К сожалению, судить об этом мы можем лишь по небольшим оставшимся фрагментам.


Сон в летнюю ночь
Бергман и северный ландшафт
«После Италии, Англии и России мало стран кажутся столь же заслуживающими внимания, как Швеция», – с этой фразы начинается одно из произведений маркиза де Сада под названием «Эрнестина» и с подзаголовком «Шведская повесть». Это достаточно нудное и достойное повествование о глубинах порока и высотах добродетели, быть может, и не заслуживает внимания читателя, однако то, что де Сад, просвещенный интеллектуал XVIII века, особо отмечает шведский антураж и переносит действие своей истории именно в эту страну, свидетельствует о том, насколько важной и интересной для него была мифологема скандинавского Севера.
Нет сомнений, что маркиз де Сад в Швеции никогда не бывал, а его шведский колорит мало чем отличается от подобного колорита фантастических стран Вольтера и Свифта.
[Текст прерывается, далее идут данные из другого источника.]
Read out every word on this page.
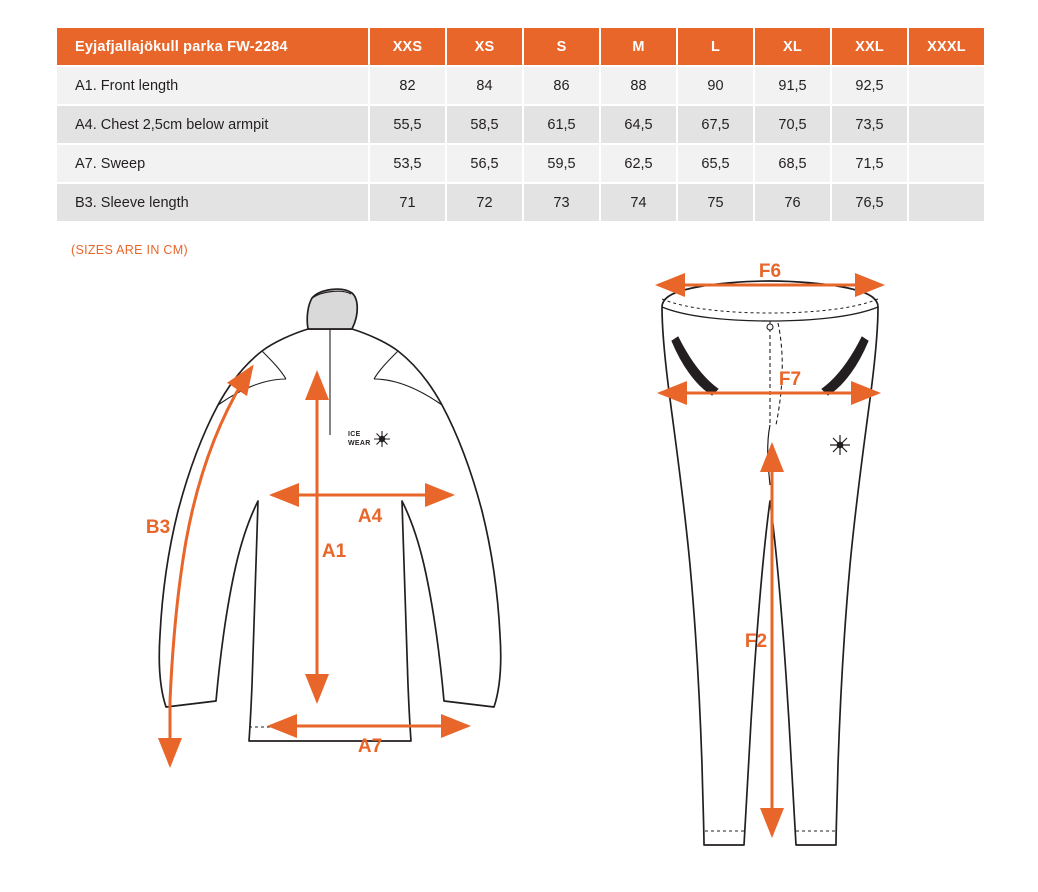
Eyjafjallajökull parka FW-2284	XXS	XS	S	M	L	XL	XXL	XXXL
A1. Front length	82	84	86	88	90	91,5	92,5	
A4. Chest 2,5cm below armpit	55,5	58,5	61,5	64,5	67,5	70,5	73,5	
A7. Sweep	53,5	56,5	59,5	62,5	65,5	68,5	71,5	
B3. Sleeve length	71	72	73	74	75	76	76,5	
(SIZES ARE IN CM)
ICE
WEAR
B3
A4
A1
A7
F6
F7
F2
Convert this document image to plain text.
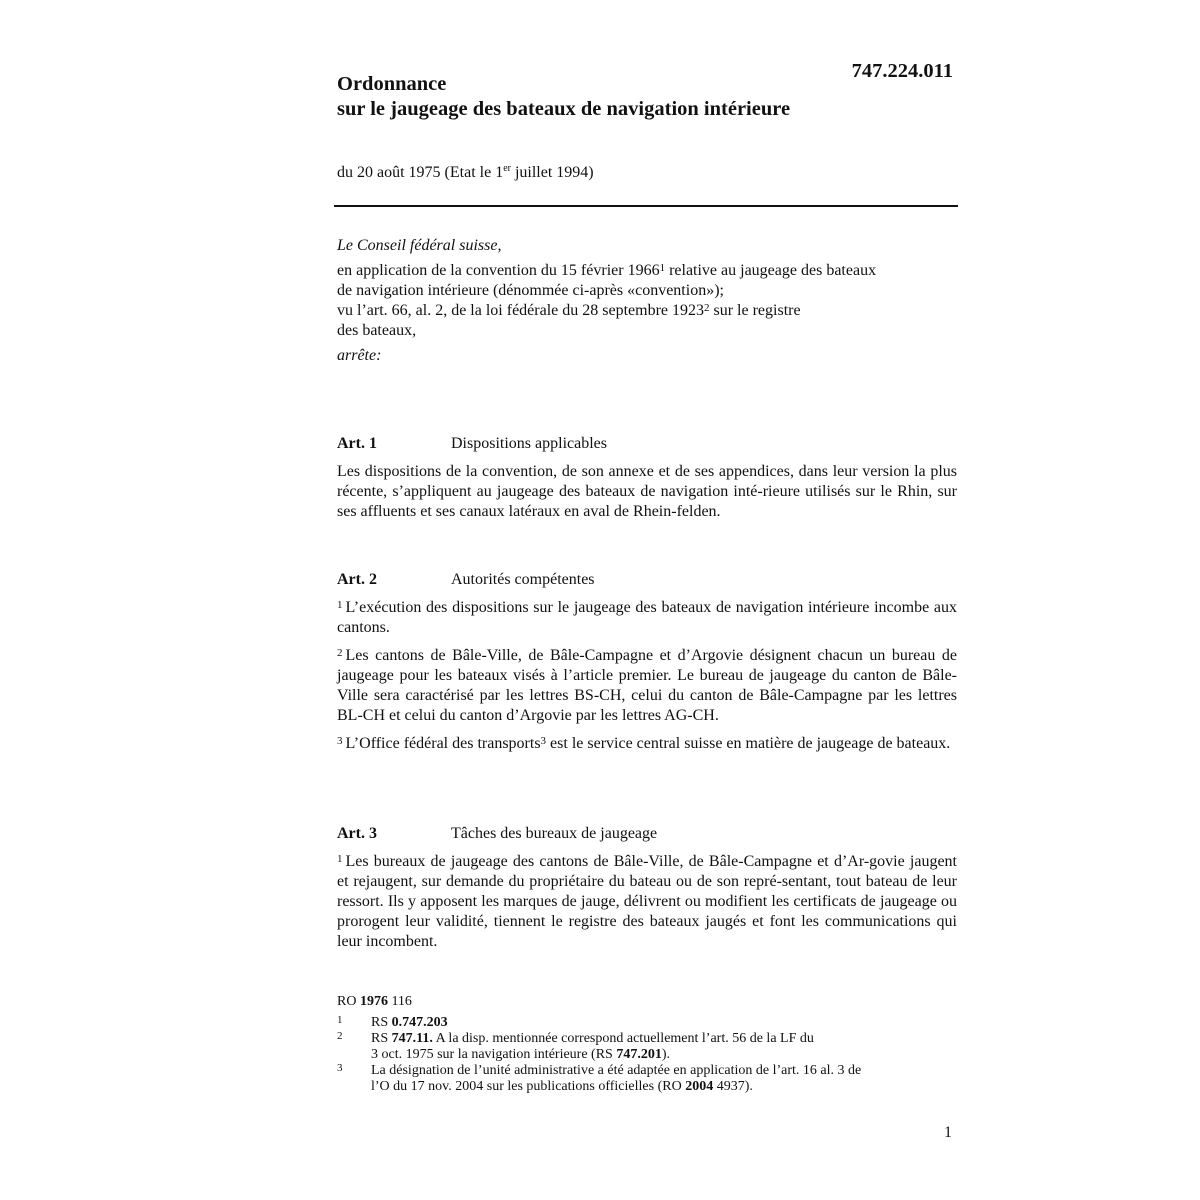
747.224.011
Ordonnance
sur le jaugeage des bateaux de navigation intérieure
du 20 août 1975 (Etat le 1er juillet 1994)
Le Conseil fédéral suisse,
en application de la convention du 15 février 1966$^1$ relative au jaugeage des bateaux
de navigation intérieure (dénommée ci-après «convention»);
vu l’art. 66, al. 2, de la loi fédérale du 28 septembre 1923$^2$ sur le registre
des bateaux,
arrête:
Art. 1	Dispositions applicables
Les dispositions de la convention, de son annexe et de ses appendices, dans leur version la plus récente, s’appliquent au jaugeage des bateaux de navigation inté-rieure utilisés sur le Rhin, sur ses affluents et ses canaux latéraux en aval de Rhein-felden.
Art. 2	Autorités compétentes
$^1$ L’exécution des dispositions sur le jaugeage des bateaux de navigation intérieure incombe aux cantons.
$^2$ Les cantons de Bâle-Ville, de Bâle-Campagne et d’Argovie désignent chacun un bureau de jaugeage pour les bateaux visés à l’article premier. Le bureau de jaugeage du canton de Bâle-Ville sera caractérisé par les lettres BS-CH, celui du canton de Bâle-Campagne par les lettres BL-CH et celui du canton d’Argovie par les lettres AG-CH.
$^3$ L’Office fédéral des transports$^3$ est le service central suisse en matière de jaugeage de bateaux.
Art. 3	Tâches des bureaux de jaugeage
$^1$ Les bureaux de jaugeage des cantons de Bâle-Ville, de Bâle-Campagne et d’Ar-govie jaugent et rejaugent, sur demande du propriétaire du bateau ou de son repré-sentant, tout bateau de leur ressort. Ils y apposent les marques de jauge, délivrent ou modifient les certificats de jaugeage ou prorogent leur validité, tiennent le registre des bateaux jaugés et font les communications qui leur incombent.
RO 1976 116
1 RS 0.747.203
2 RS 747.11. A la disp. mentionnée correspond actuellement l’art. 56 de la LF du
3 oct. 1975 sur la navigation intérieure (RS 747.201).
3 La désignation de l’unité administrative a été adaptée en application de l’art. 16 al. 3 de
l’O du 17 nov. 2004 sur les publications officielles (RO 2004 4937).
1
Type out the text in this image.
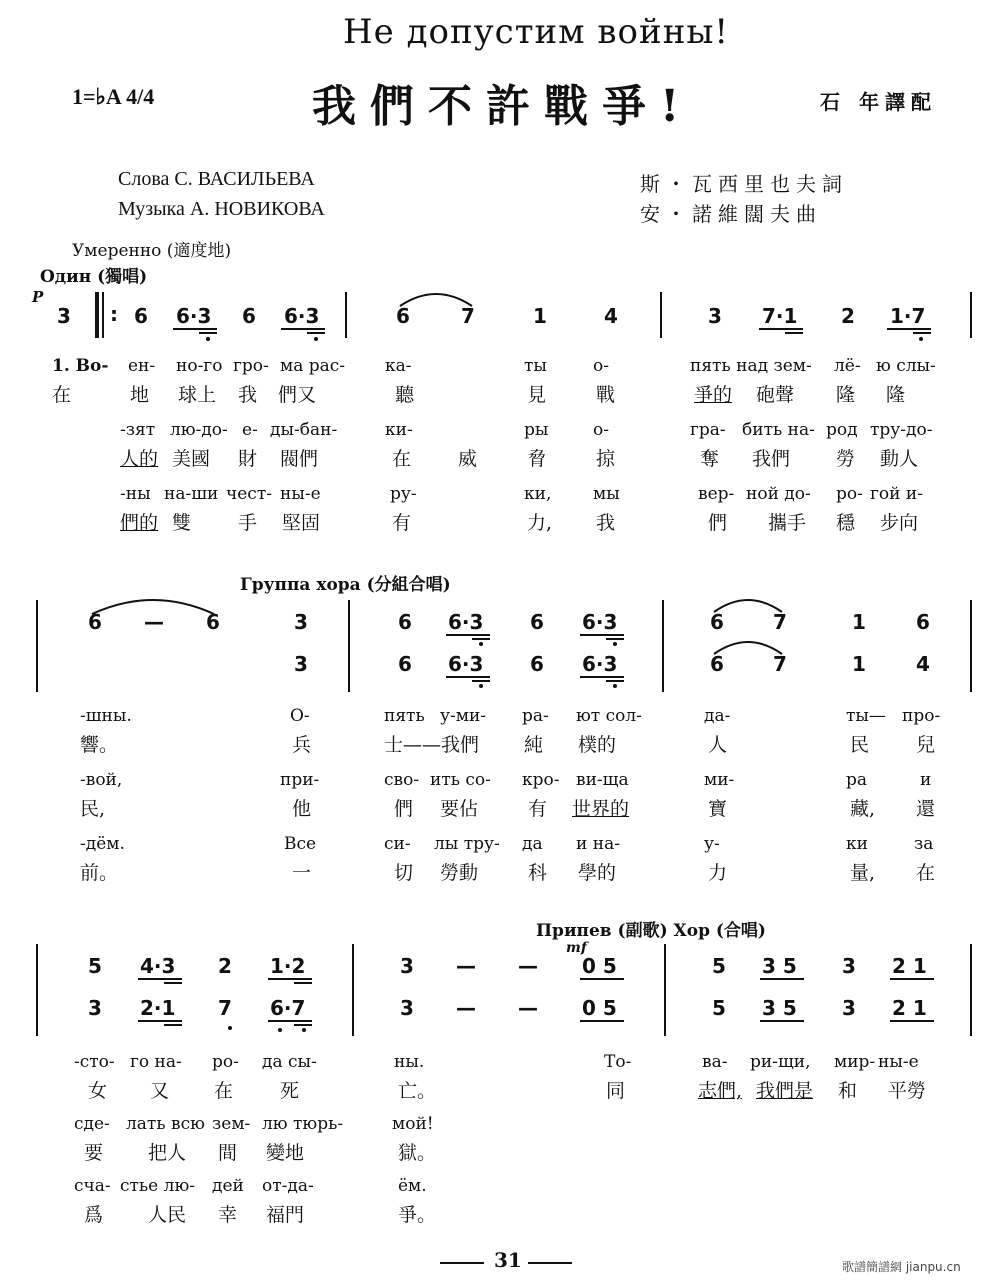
Не допустим войны!
我們不許戰爭!
1=♭A 4/4	石 年譯配
Слова С. ВАСИЛЬЕВА
Музыка А. НОВИКОВА
斯・瓦西里也夫詞
安・諾維闊夫曲
Умеренно (適度地)
Один (獨唱)
P
3 : 6 6·3 6 6·3	6	7	1	4	3 7·1 2 1·7
1. Во- ен- но-го гро- ма рас- ка-	ты	о-	пять над зем- лё- ю слы-
在	地 球上 我 們又	聽	見	戰	爭的 砲聲 隆 隆
-зят лю-до- е- ды-бан-	ки-	ры	о-	гра- бить на- род тру-до-
人的 美國 財 閥們	在 威	脅	掠	奪 我們 勞 動人
-ны на-ши чест- ны-е	ру-	ки, мы	вер- ной до- ро- гой и-
們的 雙 手 堅固	有	力, 我	們 攜手 穩 步向
Группа хора (分組合唱)
6 — 6	3	6 6·3 6 6·3	6 7	1	6
3	6 6·3 6 6·3	6 7	1	4
-шны.	О-	пять у-ми- ра- ют сол-	да-	ты— про-
響。	兵	士——我們 純 樸的	人	民 兒
-вой,	при-	сво- ить со- кро- ви-ща	ми-	ра	и
民,	他	們 要佔	有 世界的	寶	藏, 還
-дём.	Все	си- лы тру- да и на-	у-	ки	за
前。	一	切 勞動	科 學的	力	量, 在
Припев (副歌) Хор (合唱)
mf
5 4·3 2 1·2	3 — — 0 5	5 3 5 3 2 1
3 2·1 7 6·7	3 — — 0 5	5 3 5 3 2 1
-сто- го на- ро- да сы-	ны.	То-	ва- ри-щи, мир- ны-е
女 又 在 死	亡。	同	志們, 我們是 和 平勞
сде- лать всю зем- лю тюрь-	мой!
要 把人 間 變地	獄。
сча- стье лю- дей от-да-	ём.
爲 人民 幸 福門	爭。
31	歌譜簡譜網 jianpu.cn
В том, что де Сад рассказывает об Упсале и Стокгольме, трудно выделить черты, которые, в его понимании, были бы характерны именно для Швеции, – настолько невероятными и выдуманными кажутся те немногочисленные приметы реальности, которые маркиз считает нужным упомянуть. Взять хотя бы «особый сорт шведского хлеба, весьма распространенный в шведских деревнях и выпекаемый из еловой хвои и березовой коры, смешанных с соломой, дикими кореньями и овсяной мукой». Этим чудным хлебом де Сада накормили в огромном подземном городе на глубине 240 метров вблизи Упсалы. В этой небольшой подробности – в садовском описании шведского хлеба – можно различить тот смутный образ, что туманной неясностью проступал в сознании каждого просвещенного европейца конца XVIII века. Суровая страна с природой скудной, скупой и подлинной, населенная людьми с душой простой и крепкой, людьми, пребывающими в одно и то же время в состоянии борьбы с ней и в полном с ней единстве. Швед по сути своей – это европейский гурон из вольтеровского «Простодушного», обладающий прямотой и ясностью не испорченного европейской цивилизацией ума и при этом лишенный гуронской дикости, – своего рода образованный естественный человек.
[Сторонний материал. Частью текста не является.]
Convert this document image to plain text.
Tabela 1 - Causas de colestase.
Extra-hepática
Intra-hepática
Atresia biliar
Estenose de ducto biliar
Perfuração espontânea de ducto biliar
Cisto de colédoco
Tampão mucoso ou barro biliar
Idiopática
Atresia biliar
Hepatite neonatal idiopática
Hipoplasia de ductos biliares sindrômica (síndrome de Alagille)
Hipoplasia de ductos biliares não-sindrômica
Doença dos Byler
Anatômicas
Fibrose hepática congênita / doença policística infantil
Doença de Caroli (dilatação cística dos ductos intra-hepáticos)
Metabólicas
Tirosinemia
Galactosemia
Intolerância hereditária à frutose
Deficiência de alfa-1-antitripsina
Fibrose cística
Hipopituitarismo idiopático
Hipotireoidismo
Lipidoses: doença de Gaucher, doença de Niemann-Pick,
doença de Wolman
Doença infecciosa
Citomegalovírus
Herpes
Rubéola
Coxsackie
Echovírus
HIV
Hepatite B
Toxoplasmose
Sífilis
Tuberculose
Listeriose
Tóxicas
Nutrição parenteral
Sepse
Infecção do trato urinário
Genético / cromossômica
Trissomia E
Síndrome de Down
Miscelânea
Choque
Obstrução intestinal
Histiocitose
В европейском сознании скандинавские страны долгое время образовывали нечто наподобие зеленой зоны, где царила дикая природная стихия и где, дыша свежим воздухом, можно было полюбоваться скалами и лесами, где не ступала нога человека. Привитая романтизмом любовь к скандинавскому эпосу придала сумрачному гористому ландшафту привкус божественности, а Балтийское море стало восприниматься как антипод Эгейского. В этом противопоставлении они были уравнены, и Скандинавия в XIX веке стала восприниматься почти так же, как и Греция, – в качестве древней колыбели европейской цивилизации, которая была покинута столь давно, что приобрела некоторое сходство с могилой.
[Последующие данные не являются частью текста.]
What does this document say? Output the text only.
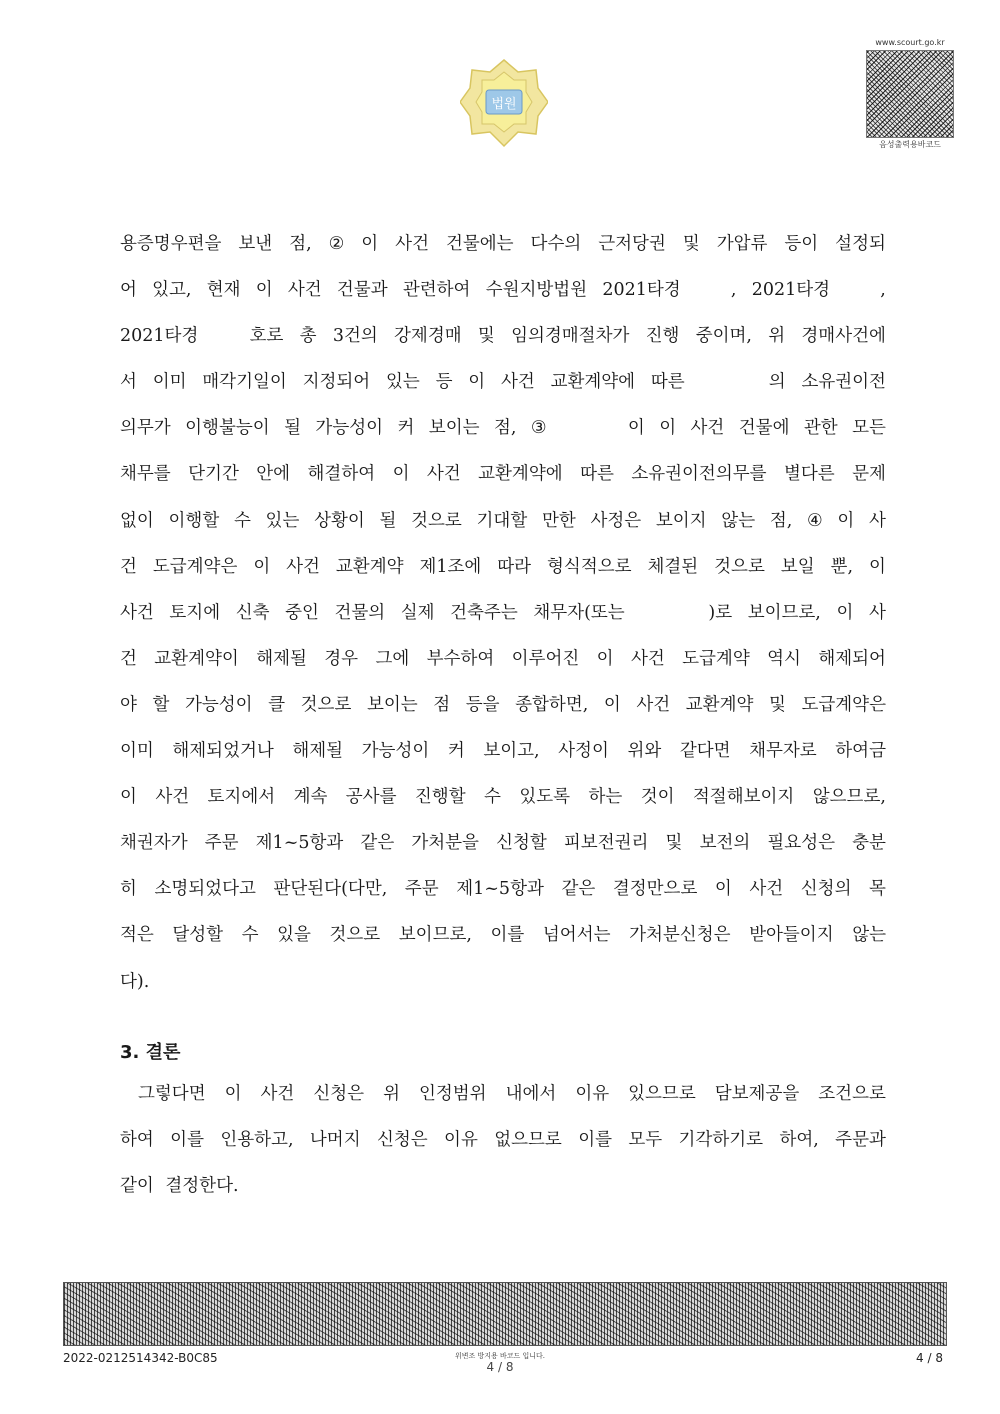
법원
www.scourt.go.kr
음성출력용바코드
용증명우편을 보낸 점, ② 이 사건 건물에는 다수의 근저당권 및 가압류 등이 설정되
어 있고, 현재 이 사건 건물과 관련하여 수원지방법원 2021타경 　　, 2021타경 　　,
2021타경 　　호로 총 3건의 강제경매 및 임의경매절차가 진행 중이며, 위 경매사건에
서 이미 매각기일이 지정되어 있는 등 이 사건 교환계약에 따른
　　　	의 소유권이전
의무가 이행불능이 될 가능성이 커 보이는 점, ③
　　　	이 이 사건 건물에 관한 모든
채무를 단기간 안에 해결하여 이 사건 교환계약에 따른 소유권이전의무를 별다른 문제
없이 이행할 수 있는 상황이 될 것으로 기대할 만한 사정은 보이지 않는 점, ④ 이 사
건 도급계약은 이 사건 교환계약 제1조에 따라 형식적으로 체결된 것으로 보일 뿐, 이
사건 토지에 신축 중인 건물의 실제 건축주는 채무자(또는
　　　	)로 보이므로, 이 사
건 교환계약이 해제될 경우 그에 부수하여 이루어진 이 사건 도급계약 역시 해제되어
야 할 가능성이 클 것으로 보이는 점 등을 종합하면, 이 사건 교환계약 및 도급계약은
이미 해제되었거나 해제될 가능성이 커 보이고, 사정이 위와 같다면 채무자로 하여금
이 사건 토지에서 계속 공사를 진행할 수 있도록 하는 것이 적절해보이지 않으므로,
채권자가 주문 제1~5항과 같은 가처분을 신청할 피보전권리 및 보전의 필요성은 충분
히 소명되었다고 판단된다(다만, 주문 제1~5항과 같은 결정만으로 이 사건 신청의 목
적은 달성할 수 있을 것으로 보이므로, 이를 넘어서는 가처분신청은 받아들이지 않는
다).
3. 결론
그렇다면 이 사건 신청은 위 인정범위 내에서 이유 있으므로 담보제공을 조건으로
하여 이를 인용하고, 나머지 신청은 이유 없으므로 이를 모두 기각하기로 하여, 주문과
같이 결정한다.
2022-0212514342-B0C85	위변조 방지용 바코드 입니다.
4 / 8
4 / 8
В первую очередь от этого заповедника требовалось, чтобы в нем не было движения. Могучие скалы, вековые леса, холодные фьорды и простодушный народ не должны меняться, чтобы в сутолоке современной жизни не утратить своей величавости. Скандинавию, так же как и Грецию, европейский миф обязал оставаться вне современности. Тем неожиданнее оказались мощные импульсы художественных идей, что в конце XIX века вдруг все настойчивее стали проникать в европейское сознание из этого района вечной мерзлоты. Скандинавия перестала быть белоснежным полотном, на котором более изощренные европейские культуры вышивали свой собственный орнамент, используя притягательность северной экзотики.
Кнут Гамсун, Генрик Ибсен и Август Стриндберг в своем творчестве создали мир, интересный остальной Европе не потому, что в нем преобладали какие‐либо специфические местные черты, но потому, что любой цивилизованный европеец ощущал, что этот мир не менее изощрен, утомлен и развит, чем его собственный, и что он при этом сохраняет все очарование местного колорита, во много раз усиливая тем самым художественное воздействие произведений скандинавских авторов. Скандинавская литература и скандинавское мышление не просто вошли в моду в Париже и Берлине – сама Скандинавия стала восприниматься уже не только как природный феномен, но в первую очередь как феномен культурный.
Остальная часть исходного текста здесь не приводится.